Railway freight yard in Tyne and Wear, England

Tyne Yard (TY) is a railway yard in Birtley, England, on the East Coast Main Line, operated by Arriva TrainCare. The yard is the major freight yard of the North East, with the majority of rail freight movements in Tyne and Wear from around Great Britain passing through the yard.

==History==

Tyne marshalling yard was part of the 1955 modernisation plan by British Railways, and was opened up to traffic in 1963. Part of the southern end of the yard was built on the former railway station.

The yard is 4 mi south of Newcastle upon Tyne railway station, between Team Valley and the town of Birtley. It is visible from trains passing on the adjacent East Coast Main Line, with the yard located on the western side of the line. As of 2015, it is a major hub for the Network Rail High Output renewals programme.
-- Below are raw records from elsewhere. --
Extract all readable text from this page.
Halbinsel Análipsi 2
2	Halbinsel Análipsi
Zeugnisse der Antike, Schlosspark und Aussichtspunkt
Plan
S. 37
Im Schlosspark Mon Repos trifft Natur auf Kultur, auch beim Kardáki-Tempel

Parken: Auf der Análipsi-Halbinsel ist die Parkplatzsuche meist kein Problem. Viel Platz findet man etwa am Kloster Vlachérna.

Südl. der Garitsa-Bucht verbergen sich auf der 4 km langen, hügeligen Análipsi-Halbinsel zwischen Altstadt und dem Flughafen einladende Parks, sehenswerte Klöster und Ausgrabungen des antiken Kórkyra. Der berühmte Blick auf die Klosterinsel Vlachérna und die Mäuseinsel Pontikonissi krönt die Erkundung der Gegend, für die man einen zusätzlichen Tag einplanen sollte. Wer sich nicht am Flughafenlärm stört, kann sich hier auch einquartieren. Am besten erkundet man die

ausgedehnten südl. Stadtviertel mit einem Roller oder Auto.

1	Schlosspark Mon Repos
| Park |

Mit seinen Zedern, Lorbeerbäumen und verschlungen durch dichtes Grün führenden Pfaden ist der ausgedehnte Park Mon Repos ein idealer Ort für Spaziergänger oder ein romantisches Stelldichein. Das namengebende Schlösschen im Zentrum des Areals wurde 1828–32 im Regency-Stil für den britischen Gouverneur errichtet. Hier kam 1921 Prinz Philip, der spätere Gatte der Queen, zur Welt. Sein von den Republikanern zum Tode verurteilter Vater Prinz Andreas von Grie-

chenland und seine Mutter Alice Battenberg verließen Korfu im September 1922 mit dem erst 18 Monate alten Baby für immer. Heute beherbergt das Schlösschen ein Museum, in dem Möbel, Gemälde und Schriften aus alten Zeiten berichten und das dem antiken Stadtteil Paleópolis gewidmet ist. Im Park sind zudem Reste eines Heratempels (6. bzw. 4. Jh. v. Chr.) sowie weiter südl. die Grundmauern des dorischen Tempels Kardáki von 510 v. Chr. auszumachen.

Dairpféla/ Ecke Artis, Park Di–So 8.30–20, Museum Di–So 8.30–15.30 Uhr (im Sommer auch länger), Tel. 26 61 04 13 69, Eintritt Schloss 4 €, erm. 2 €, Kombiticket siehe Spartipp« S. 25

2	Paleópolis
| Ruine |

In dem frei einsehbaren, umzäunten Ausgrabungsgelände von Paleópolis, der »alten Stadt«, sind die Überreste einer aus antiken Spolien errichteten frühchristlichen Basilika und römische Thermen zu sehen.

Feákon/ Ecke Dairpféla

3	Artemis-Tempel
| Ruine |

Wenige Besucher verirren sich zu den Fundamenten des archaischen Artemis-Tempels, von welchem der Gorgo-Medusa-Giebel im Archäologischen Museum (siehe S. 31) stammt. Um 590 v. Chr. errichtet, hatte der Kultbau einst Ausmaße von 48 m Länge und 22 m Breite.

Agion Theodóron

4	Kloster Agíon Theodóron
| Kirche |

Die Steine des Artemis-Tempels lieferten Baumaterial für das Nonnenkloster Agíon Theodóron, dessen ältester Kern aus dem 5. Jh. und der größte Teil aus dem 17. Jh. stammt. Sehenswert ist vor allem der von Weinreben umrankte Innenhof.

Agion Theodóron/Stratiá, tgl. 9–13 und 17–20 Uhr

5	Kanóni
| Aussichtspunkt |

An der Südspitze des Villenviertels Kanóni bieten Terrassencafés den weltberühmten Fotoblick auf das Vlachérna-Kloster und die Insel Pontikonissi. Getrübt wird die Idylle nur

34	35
At least one High Output train is based here at any time. As of October 2016, there is a High Output Ballast Cleaner (HOBC) and Track Replacement System (TRS) serviced and maintained in the down primaries.

The yard has nine staging sidings, seven of which are under overhead lines, engineering sidings, carriage sidings, three departure roads, and the primaries which house the Network Rail centre and virtual quarry / spoil heap. The old signal box was demolished in 2015, the radio mast sometime before this.

There is a Freightliner train crew depot here which is for the signing on of Freightliner train crew based in Tyne Yard.

The yard also acts as a servicing point for railtours visiting the region, and the Smithy Lane road bridge over the northern end of the Yard is a popular location for railway photography.

The Angel of the North is visible from the yard and main line on the high ground to the east.

From 2019, the yard was used as a storage location for Class 800/801 Azuma units of LNER and also of Class 802 Paragon units of Hull Trains.

More recently, Grand Central uses Tyne Yard for light servicing to their Class 180 Adelante fleet that operate between Sunderland and London King’s Cross.